Faith, Relearning to Trust
Formation Born of Fracture
This posture did not emerge in abstraction.
After decades within American Evangelicalism—and a culminating season shaped by overt Calvinist theology—I found myself carrying forms of spiritual injury that could no longer be ignored.
Four inherited ideas did not merely challenge my faith; they distorted it:
- a shame-based anthropology—the insistence that I was totally depraved
- a fear-saturated horizon—the threat of eternal conscious torment
- a morally incoherent providence—the belief that God ultimately causes suffering
- a love–hate contradiction—language of love paired with exclusion and contempt toward others
These were not abstract disagreements. They shaped my nervous system, my prayer life, my capacity for trust, and my ability to love.
Naming this mattered. Encountering alternative theological visions helped.
But healing has required more than new ideas—it has required sustained honesty and the courage to remain with unresolved questions.
Faith as Formation, Not Ideology
I have come to understand faith less as a closed system of propositions and more as a formative way of life.
Theological frameworks are never neutral. They quietly train us in how to see God, neighbor, enemy, authority, suffering, and power—shaping reflexes before arguments.
Some ways of believing form humility, courage, repentance without shame, and love that can remain present under strain.

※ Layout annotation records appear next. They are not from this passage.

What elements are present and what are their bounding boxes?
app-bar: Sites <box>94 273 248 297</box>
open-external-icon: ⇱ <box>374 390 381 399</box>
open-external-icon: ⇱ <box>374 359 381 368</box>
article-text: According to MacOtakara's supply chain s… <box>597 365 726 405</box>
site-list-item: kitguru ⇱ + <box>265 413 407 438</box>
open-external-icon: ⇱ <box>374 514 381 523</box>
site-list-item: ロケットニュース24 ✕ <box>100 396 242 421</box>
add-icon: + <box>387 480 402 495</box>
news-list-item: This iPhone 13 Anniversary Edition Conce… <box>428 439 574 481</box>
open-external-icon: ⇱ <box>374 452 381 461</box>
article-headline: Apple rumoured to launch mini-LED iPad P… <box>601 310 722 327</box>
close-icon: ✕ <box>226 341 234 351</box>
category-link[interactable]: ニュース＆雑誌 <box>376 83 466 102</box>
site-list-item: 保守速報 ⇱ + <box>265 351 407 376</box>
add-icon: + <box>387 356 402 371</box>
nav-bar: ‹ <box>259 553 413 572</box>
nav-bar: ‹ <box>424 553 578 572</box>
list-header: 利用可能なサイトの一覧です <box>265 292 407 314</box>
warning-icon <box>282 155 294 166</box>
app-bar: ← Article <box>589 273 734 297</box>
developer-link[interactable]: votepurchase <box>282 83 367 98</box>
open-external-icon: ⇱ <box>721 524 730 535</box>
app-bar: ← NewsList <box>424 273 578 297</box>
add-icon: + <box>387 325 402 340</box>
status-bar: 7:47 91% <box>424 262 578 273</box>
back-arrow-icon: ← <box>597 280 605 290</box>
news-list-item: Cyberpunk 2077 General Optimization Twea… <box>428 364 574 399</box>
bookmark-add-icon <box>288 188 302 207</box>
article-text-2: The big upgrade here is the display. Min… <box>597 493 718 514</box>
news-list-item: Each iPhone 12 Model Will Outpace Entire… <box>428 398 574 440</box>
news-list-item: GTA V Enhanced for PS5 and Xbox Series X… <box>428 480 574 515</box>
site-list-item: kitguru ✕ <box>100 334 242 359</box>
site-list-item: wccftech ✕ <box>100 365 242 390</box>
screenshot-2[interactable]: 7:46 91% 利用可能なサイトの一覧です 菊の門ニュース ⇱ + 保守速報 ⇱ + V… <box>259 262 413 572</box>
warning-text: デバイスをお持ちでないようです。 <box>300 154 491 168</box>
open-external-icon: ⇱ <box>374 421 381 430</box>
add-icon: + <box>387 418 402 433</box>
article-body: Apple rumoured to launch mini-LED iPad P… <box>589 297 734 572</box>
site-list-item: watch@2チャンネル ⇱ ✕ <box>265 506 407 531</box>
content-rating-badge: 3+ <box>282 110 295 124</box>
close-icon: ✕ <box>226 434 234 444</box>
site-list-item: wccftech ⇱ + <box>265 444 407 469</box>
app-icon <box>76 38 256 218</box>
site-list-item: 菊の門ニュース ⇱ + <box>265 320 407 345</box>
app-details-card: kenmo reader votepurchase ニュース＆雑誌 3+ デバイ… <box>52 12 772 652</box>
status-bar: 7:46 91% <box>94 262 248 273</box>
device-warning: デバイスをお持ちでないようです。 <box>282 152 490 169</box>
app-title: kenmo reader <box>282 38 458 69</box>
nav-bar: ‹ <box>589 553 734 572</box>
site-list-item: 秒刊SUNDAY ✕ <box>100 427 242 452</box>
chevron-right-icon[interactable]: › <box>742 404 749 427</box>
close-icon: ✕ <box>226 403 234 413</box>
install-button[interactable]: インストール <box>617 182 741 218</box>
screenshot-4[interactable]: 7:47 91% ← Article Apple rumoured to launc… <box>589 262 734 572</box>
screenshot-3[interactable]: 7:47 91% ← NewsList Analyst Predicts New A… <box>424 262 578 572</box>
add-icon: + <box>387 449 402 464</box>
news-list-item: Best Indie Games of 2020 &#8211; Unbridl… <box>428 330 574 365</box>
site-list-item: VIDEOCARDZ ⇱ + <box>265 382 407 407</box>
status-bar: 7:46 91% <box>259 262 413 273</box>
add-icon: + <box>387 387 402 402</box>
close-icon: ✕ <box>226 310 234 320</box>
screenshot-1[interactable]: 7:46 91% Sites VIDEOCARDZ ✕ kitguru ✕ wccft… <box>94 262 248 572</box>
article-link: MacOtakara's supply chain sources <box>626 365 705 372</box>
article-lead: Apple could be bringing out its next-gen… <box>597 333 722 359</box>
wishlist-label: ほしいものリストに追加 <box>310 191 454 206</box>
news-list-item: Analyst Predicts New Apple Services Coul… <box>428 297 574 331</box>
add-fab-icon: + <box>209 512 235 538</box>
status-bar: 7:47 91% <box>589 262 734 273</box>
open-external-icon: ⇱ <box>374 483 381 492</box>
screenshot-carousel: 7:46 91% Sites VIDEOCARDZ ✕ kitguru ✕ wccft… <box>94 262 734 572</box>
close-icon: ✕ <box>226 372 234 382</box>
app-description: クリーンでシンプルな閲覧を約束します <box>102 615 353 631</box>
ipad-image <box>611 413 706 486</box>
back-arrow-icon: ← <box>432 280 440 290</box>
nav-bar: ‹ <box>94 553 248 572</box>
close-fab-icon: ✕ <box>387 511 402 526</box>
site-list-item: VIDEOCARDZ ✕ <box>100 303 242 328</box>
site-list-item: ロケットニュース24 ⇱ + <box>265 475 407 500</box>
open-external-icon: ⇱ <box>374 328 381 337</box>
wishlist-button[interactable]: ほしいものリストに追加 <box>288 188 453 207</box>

Others—often unintentionally—form fear, rigidity, or the need to control in God’s name.
So the question is not only Is this true?
But the harder one: What kind of people does this way of believing tend to produce?
Discernment and Repair
At times, faith must be examined—not to abandon it, but to rescue it from distortion.
What is often called deconstruction can be understood as discernment after injury. When done slowly and with care, it is not demolition, but the careful removal of what no longer bears weight.
Returning to Jesus
A constant thread through these reflections is a return to Jesus—not as symbol or slogan, but as revelation.
If Jesus is the clearest picture of God, then any theology that requires us to set aside his way of love in order to defend God must be questioned—especially where violence, exclusion, or domination are justified in God’s name.
Refuting the Distortions
Relearning trust has required not only naming what harmed, but refusing to carry it forward.
My studies have helped me locate when these beliefs arose, who promoted them, and why they spread. More importantly, they have shown me that none of them align with Jesus, the early church, or the faith I am willing to live into now.
What I have come to reject—clearly and without apology—is this:
From “totally depraved” to image-bearing goodness
Humans are made in the image of God—called very good. Sin is real, but it is not our essence, nor our final word.
From fear-based hell to freedom from terror
Eternal conscious torment has never been a normative belief within Judaism. While some marginal Jewish texts explored severe judgment imagery, the fully developed doctrine of endless torment emerges only later—shaped decisively by Greco-Roman philosophy rather than the Jewish story Jesus inhabited. Whatever one believes about judgment, a faith centered on Jesus must reject terror as a means of control. Love and endless torment cannot share the same space.
From divine control to genuine freedom
God does not cause evil or suffering. God opposes them. A God who meticulously controls all outcomes becomes indistinguishable from a God who condones violence. The God I trust grieves, resists, and heals—rather than scripting harm.
From professed love paired with exclusion to enemy-love without exception
Any theology that justifies contempt, exclusion, or hatred toward others follows the logic of empire, not the way of God. Jesus’ command is not selective love, but love of enemies.
I do not find these distortions merely mistaken.
I find them abominable—because of the harm they cause and the God they misrepresent.
An Open—but Serious—Posture
This page is not an argument to win or a system to adopt.
It is an offering of witness—unfinished, accountable, and open to continued formation.
For me, faith continues not as possession or certainty,
but as a way of walking—attentive, relational, costly, and unfinished.
For historical background on Jewish and early Christian understandings of judgment, resurrection, and the afterlife—particularly the non-normative status of eternal conscious torment within Judaism and its later development under Greco-Roman influence—see Segal, Sanders, Collins, and Ramelli.